R code below provides steps of training an ANN model for solving the classification problem of college types in the USA. The provided snippet clearly shows how to use the “neuralnet” package, one of popular packages in R. We use 70% data for training, the rest of 30% for testing (to ensure that we won’t get an over-fitted model).
# The following example is from
# http://www.kdnuggets.com/2016/08/begineers-guide-neural-networks-r.html
#
# install.packages('ISLR')
library(ISLR)
print(head(College,5))
# Create Vector of Column Max and Min Values
maxs <- apply(College[,2:18], 2, max)
mins <- apply(College[,2:18], 2, min)
# Use scale() and convert the resulting matrix to a data frame
scaled.data <- as.data.frame(scale(College[,2:18],center = mins, scale = maxs - mins))
# Check out results
print(head(scaled.data,2))
# Convert Private column from Yes/No to 1/0
Private = as.numeric(College$Private)-1
data = cbind(Private,scaled.data)
# install.packages('caTools')
library(caTools)
set.seed(101)
# Create Split (any column is fine)
split = sample.split(data$Private, SplitRatio = 0.70)
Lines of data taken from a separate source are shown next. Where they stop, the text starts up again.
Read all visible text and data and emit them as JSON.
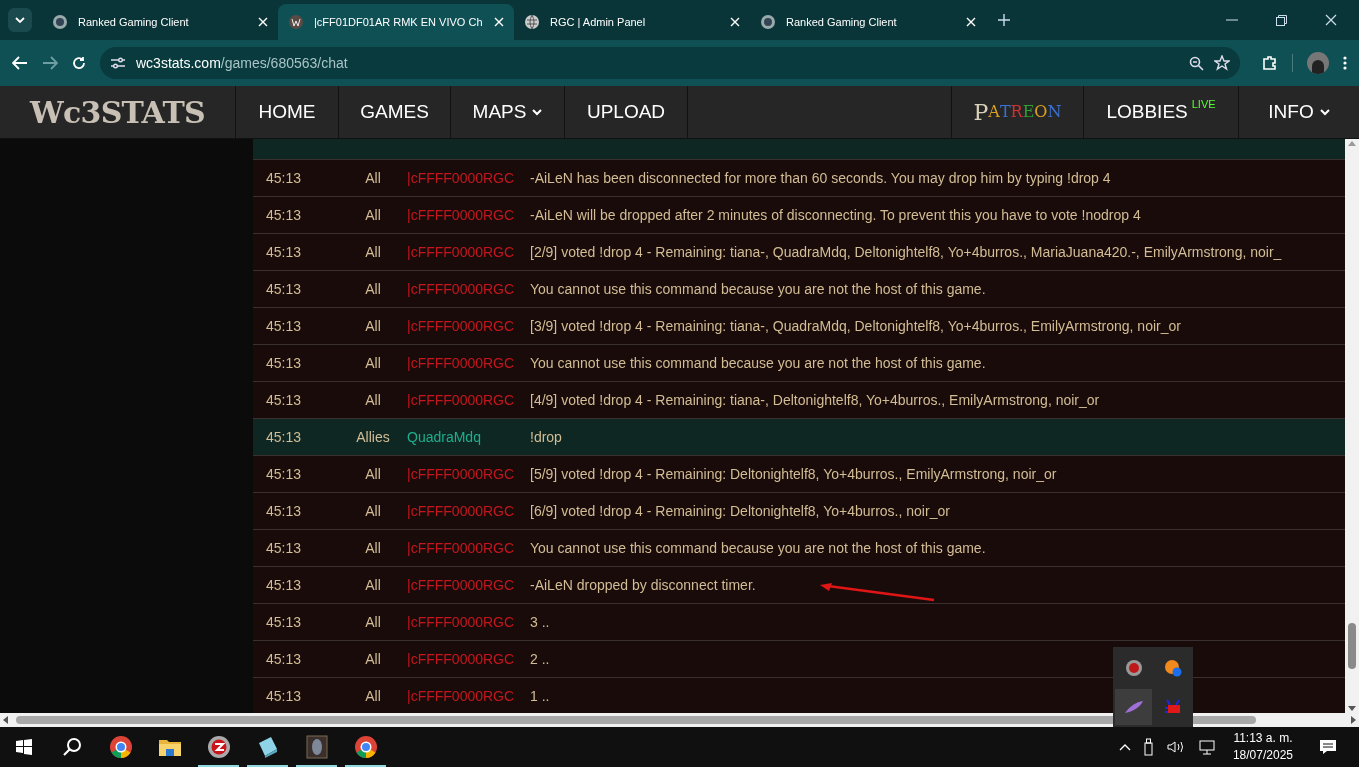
{
  "browser": {
    "tabs": [
      {
        "title": "Ranked Gaming Client",
        "selected": false
      },
      {
        "title": "|cFF01DF01AR RMK EN VIVO Ch",
        "selected": true
      },
      {
        "title": "RGC | Admin Panel",
        "selected": false
      },
      {
        "title": "Ranked Gaming Client",
        "selected": false
      }
    ],
    "address": {
      "host": "wc3stats.com",
      "path": "/games/680563/chat"
    }
  },
  "site_nav": {
    "logo": "Wc3STATS",
    "items": [
      {
        "label": "HOME",
        "dropdown": false
      },
      {
        "label": "GAMES",
        "dropdown": false
      },
      {
        "label": "MAPS",
        "dropdown": true
      },
      {
        "label": "UPLOAD",
        "dropdown": false
      }
    ],
    "right_items": [
      {
        "kind": "patreon",
        "label": "PATREON"
      },
      {
        "kind": "lobbies",
        "label": "LOBBIES",
        "badge": "LIVE"
      },
      {
        "kind": "menu",
        "label": "INFO"
      }
    ]
  },
  "chat": {
    "rows": [
      {
        "kind": "all",
        "time": "45:13",
        "channel": "All",
        "player": "|cFFFF0000RGC",
        "message": "-AiLeN has been disconnected for more than 60 seconds. You may drop him by typing !drop 4"
      },
      {
        "kind": "all",
        "time": "45:13",
        "channel": "All",
        "player": "|cFFFF0000RGC",
        "message": "-AiLeN will be dropped after 2 minutes of disconnecting. To prevent this you have to vote !nodrop 4"
      },
      {
        "kind": "all",
        "time": "45:13",
        "channel": "All",
        "player": "|cFFFF0000RGC",
        "message": "[2/9] voted !drop 4 - Remaining: tiana-, QuadraMdq, Deltonightelf8, Yo+4burros., MariaJuana420.-, EmilyArmstrong, noir_"
      },
      {
        "kind": "all",
        "time": "45:13",
        "channel": "All",
        "player": "|cFFFF0000RGC",
        "message": "You cannot use this command because you are not the host of this game."
      },
      {
        "kind": "all",
        "time": "45:13",
        "channel": "All",
        "player": "|cFFFF0000RGC",
        "message": "[3/9] voted !drop 4 - Remaining: tiana-, QuadraMdq, Deltonightelf8, Yo+4burros., EmilyArmstrong, noir_or"
      },
      {
        "kind": "all",
        "time": "45:13",
        "channel": "All",
        "player": "|cFFFF0000RGC",
        "message": "You cannot use this command because you are not the host of this game."
      },
      {
        "kind": "all",
        "time": "45:13",
        "channel": "All",
        "player": "|cFFFF0000RGC",
        "message": "[4/9] voted !drop 4 - Remaining: tiana-, Deltonightelf8, Yo+4burros., EmilyArmstrong, noir_or"
      },
      {
        "kind": "allies",
        "time": "45:13",
        "channel": "Allies",
        "player": "QuadraMdq",
        "message": "!drop"
      },
      {
        "kind": "all",
        "time": "45:13",
        "channel": "All",
        "player": "|cFFFF0000RGC",
        "message": "[5/9] voted !drop 4 - Remaining: Deltonightelf8, Yo+4burros., EmilyArmstrong, noir_or"
      },
      {
        "kind": "all",
        "time": "45:13",
        "channel": "All",
        "player": "|cFFFF0000RGC",
        "message": "[6/9] voted !drop 4 - Remaining: Deltonightelf8, Yo+4burros., noir_or"
      },
      {
        "kind": "all",
        "time": "45:13",
        "channel": "All",
        "player": "|cFFFF0000RGC",
        "message": "You cannot use this command because you are not the host of this game."
      },
      {
        "kind": "all",
        "time": "45:13",
        "channel": "All",
        "player": "|cFFFF0000RGC",
        "message": "-AiLeN dropped by disconnect timer."
      },
      {
        "kind": "all",
        "time": "45:13",
        "channel": "All",
        "player": "|cFFFF0000RGC",
        "message": "3 .."
      },
      {
        "kind": "all",
        "time": "45:13",
        "channel": "All",
        "player": "|cFFFF0000RGC",
        "message": "2 .."
      },
      {
        "kind": "all",
        "time": "45:13",
        "channel": "All",
        "player": "|cFFFF0000RGC",
        "message": "1 .."
      }
    ]
  },
  "taskbar": {
    "apps": [
      {
        "kind": "chrome",
        "running": false
      },
      {
        "kind": "folder",
        "running": false
      },
      {
        "kind": "rgc",
        "running": true
      },
      {
        "kind": "notepad",
        "running": true
      },
      {
        "kind": "game",
        "running": true
      },
      {
        "kind": "chrome",
        "running": true
      }
    ],
    "time": "11:13 a. m.",
    "date": "18/07/2025"
  }
}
# Split based off of split Boolean Vector
train = subset(data, split == TRUE)
test = subset(data, split == FALSE)
feats <- names(scaled.data)
# Concatenate strings
f <- paste(feats,collapse=' + ')
f <- paste('Private ~',f)
# Convert to formula
f <- as.formula(f)
f
# install.packages('neuralnet')
library(neuralnet)
nn <- neuralnet(f,train,hidden=c(10,10,10),linear.output=FALSE)
# Compute Predictions off Test Set
predicted.nn.values <- compute(nn,test[2:18])
# Check out net.result
print(head(predicted.nn.values$net.result))
predicted.nn.values$net.result <- sapply(predicted.nn.values$net.result,round,digits=0)
table(test$Private,predicted.nn.values$net.result)
[,1]
Adrian College 1 Alfred University 1 Allegheny College 1 Allentown Coll. of St. Francis de Sales 1 Alma College 1 Amherst College 1
0 1
0 55 9 1 6 163
The above example shows that an ANN model can have an accuracy at about 94% for the test data set. If you would like to try CART algorithm while using the same split data, you probably would get an accuracy at about 93%.